L’emergenza dell’ultimo anno e mezzo potrebbe lasciare in eredità pessime abitudini in violazione della privacy e dei segreti aziendali. Risulta infatti che il 75% dei dipendenti utilizza WhatsApp o altre app di messaggistica istantanea e software di videoconferenza online come Teams e Zoom per condividere dati sensibili, e il 71% di essi ammette di usare queste applicazioni per inviare informazioni critiche riguardanti l’azienda per cui lavora.
Tra le informazioni scambiate tramite queste applicazioni vi sono password aziendali, dettagli delle carte di credito, dati dei clienti e piani strategici, informazioni bancarie e salariali, e persino risultati dei test Covid-19 dei dipendenti con relativi dettagli medici.
E gli esiti dell’indagine condotta da Veritas technologies su 12.500 colletti bianchi sono confermati pure dal sondaggio di Federprivacy su un campione di circa mille professionisti e manager d’impresa italiani: il 52% degli intervistati utilizza il proprio smartphone per fotografare documenti di lavoro riservati e spedirli tramite WhatsApp o un’altra app simile.
Peccato che il 24% ammetta anche che ogni tanto sbaglia destinatario, mettendo seriamente a rischio la sicurezza della società.
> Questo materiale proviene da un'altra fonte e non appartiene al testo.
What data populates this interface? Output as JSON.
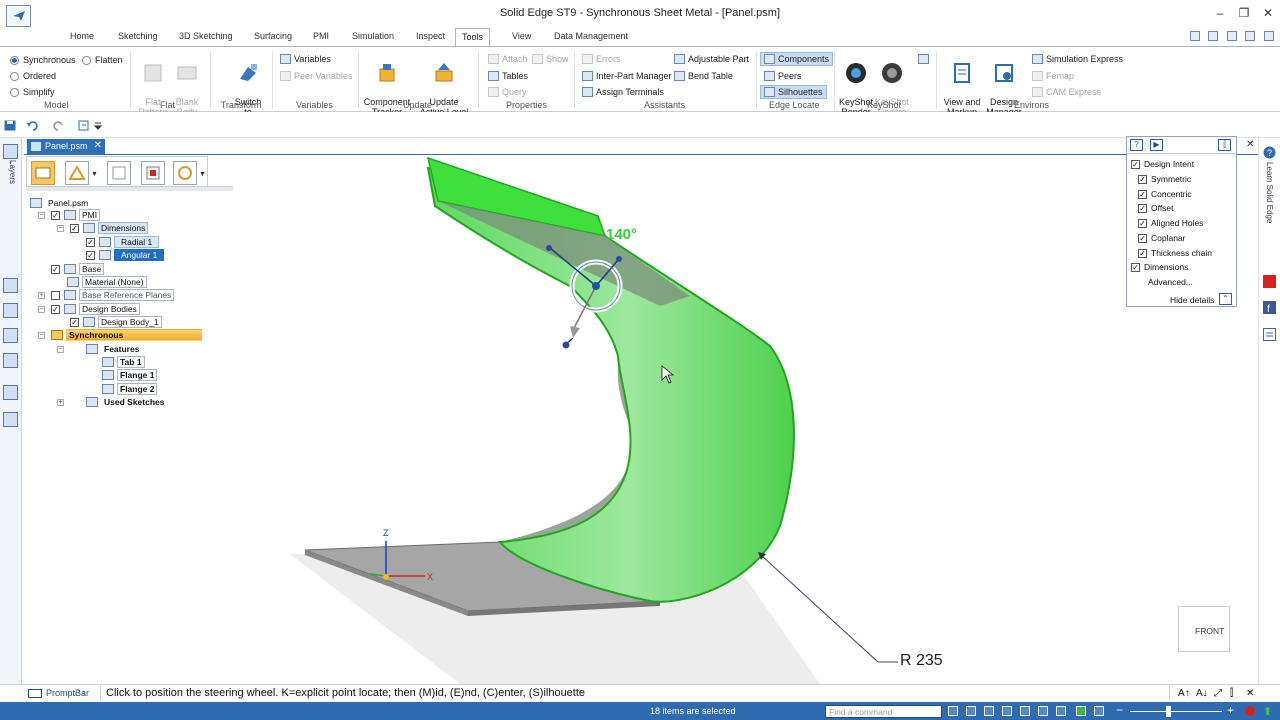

Insomma, fiumi di informazioni confidenziali che scorrono attraverso le app di micro chat che vengono preferite dal 54% degli utenti professionali perché le trovano più pratiche rispetto alla tradizionale posta elettronica.
E, come spiega l’ex generale della Guardia di finanza Umberto Rapetto, tra i massimi esperti in cyber-security, «WhatsApp diventa il Mercurio dell’Olimpo dello smart working, il fedele servitore di chi vuole sbrigarsi e non perdere tempo: gli si affidano comunicazioni delicate, gli si dà il compito di veicolare documenti di estrema criticità, gli si delega il recapito di foto e audio con i dettagli di attività che dovrebbero restare segrete, gli si consegnano inconsapevolmente le chiavi dell’ufficio e in particolare quelle dei cassetti più riservati».
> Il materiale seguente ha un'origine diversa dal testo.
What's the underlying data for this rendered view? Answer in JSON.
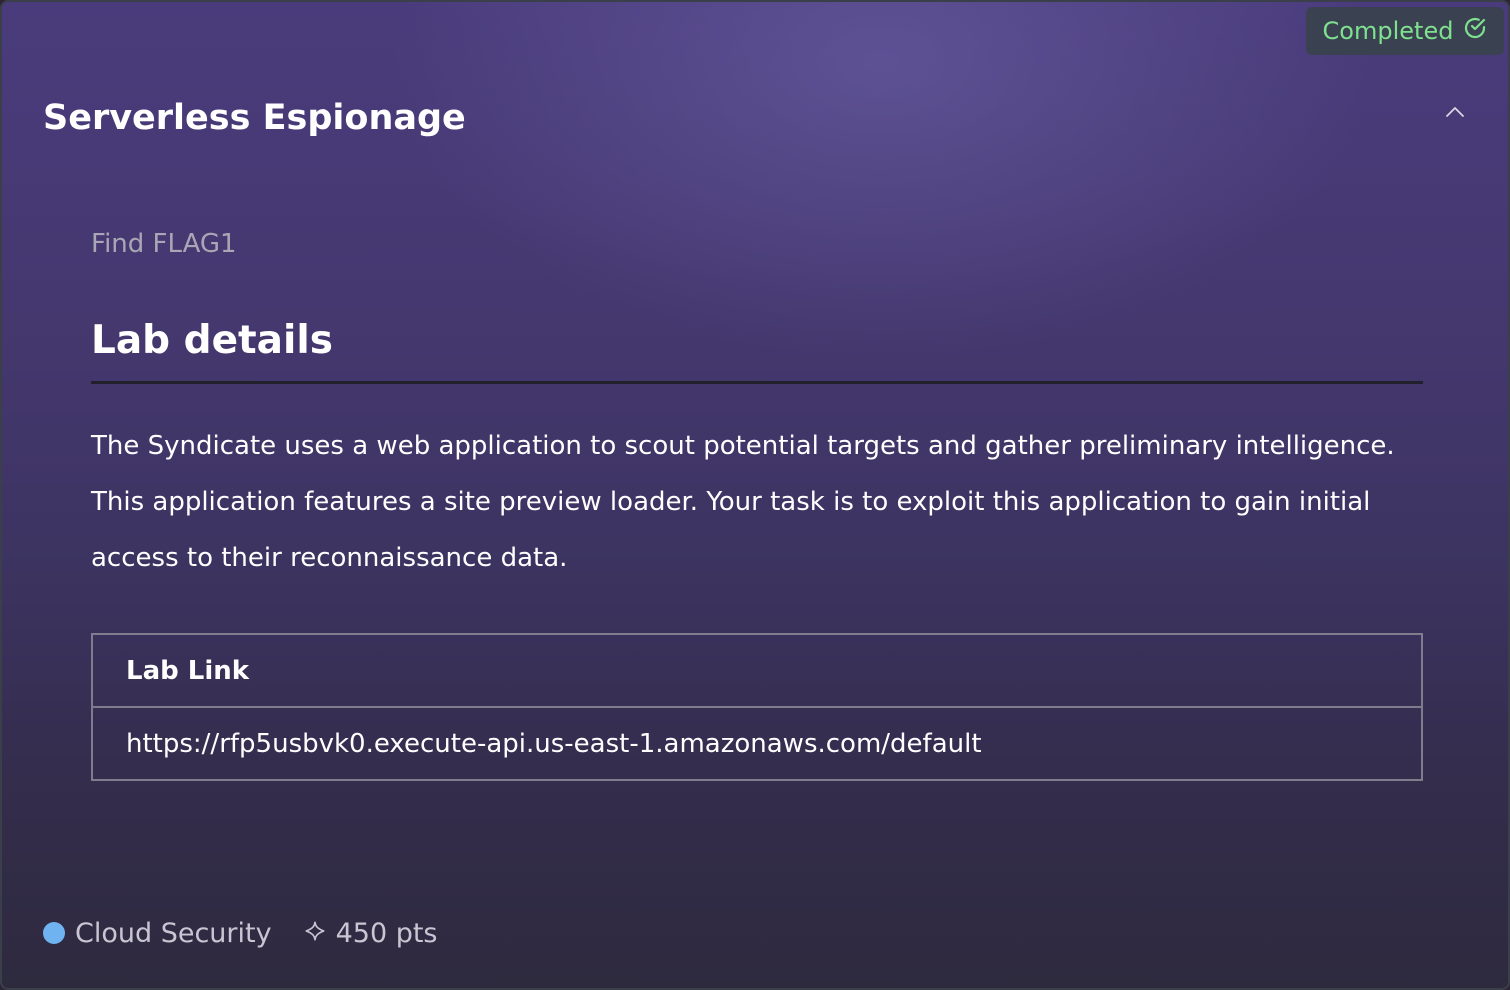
{
  "status": {
    "label": "Completed",
    "icon": "check-circle-icon",
    "color": "#7fe08e"
  },
  "challenge": {
    "title": "Serverless Espionage",
    "subtitle": "Find FLAG1"
  },
  "lab_details": {
    "heading": "Lab details",
    "description": "The Syndicate uses a web application to scout potential targets and gather preliminary intelligence. This application features a site preview loader. Your task is to exploit this application to gain initial access to their reconnaissance data.",
    "table": {
      "header": "Lab Link",
      "link": "https://rfp5usbvk0.execute-api.us-east-1.amazonaws.com/default"
    }
  },
  "footer": {
    "category": "Cloud Security",
    "category_color": "#6fb3f0",
    "points": "450 pts",
    "points_icon": "sparkle-icon"
  }
}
Se si poteva chiudere un occhio circa la rigida applicazione dei protocolli di sicurezza in una fase emergenziale che ha trovato spiazzata la gran parte delle aziende, ora, tuttavia, bisogna invece riprendere in mano la questione, per evitare abusi molto pericolosi. Comeprecisa Veritas Technologies nel proprio rapporto “Hidden Threat of Business Collaboration Report”, il problema non è necessariamente che queste piattaforme non siano abbastanza sicure, perché occorre riconoscere che molte di esse ora supportano la crittografia end-to-end.
Però, sottolinea Nicola Bernardi, presidente di Federprivacy, “dall’inizio della pandemia abbiamo riscontrato un notevole aumento dell’uso di WhatsApp e delle varie piattaforme online per motivi di lavoro, e se da una parte le aziende investono risorse e denaro per mantenere un adeguato livello di conformità generale al Gdpr, la realtà è che in molti casi esse hanno perso il controllo dei propri dati personali proprio a causa del fatto che molti dipendenti si sono abituati a ricorrere spesso alla scorciatoia dell’app per trasmettere informazioni confidenziali, preferendo la comodità al rispetto delle policy aziendali.
Ci troviamo di fronte a un fenomeno molto preoccupante che, se trascurato, tenderà ad aggravarsi ulteriormente, e non è un caso che stiamo già osservando le prime sanzioni proprio per violazioni collegate a usi non conformi di tali applicazioni”.
Secondo il sondaggio di Federprivacy, nel 60% delle imprese intervistate, infatti, esiste già una policy che disciplina le app di messaggistica, e sono previste anche sanzioni disciplinari per chi infrange le regole. Ma, evidentemente, le misure organizzative finora adottate non sono sufficienti ad arginare il problema.
Per dare un aiuto pratico alle imprese che devono disciplinare l’uso di servizi aziendali di chat e messaggistica elettronica in conformità al Gdpr, Federprivacy ha elaborato pure un decalogo messo a disposizione degli associati con la Circolare 1-2021.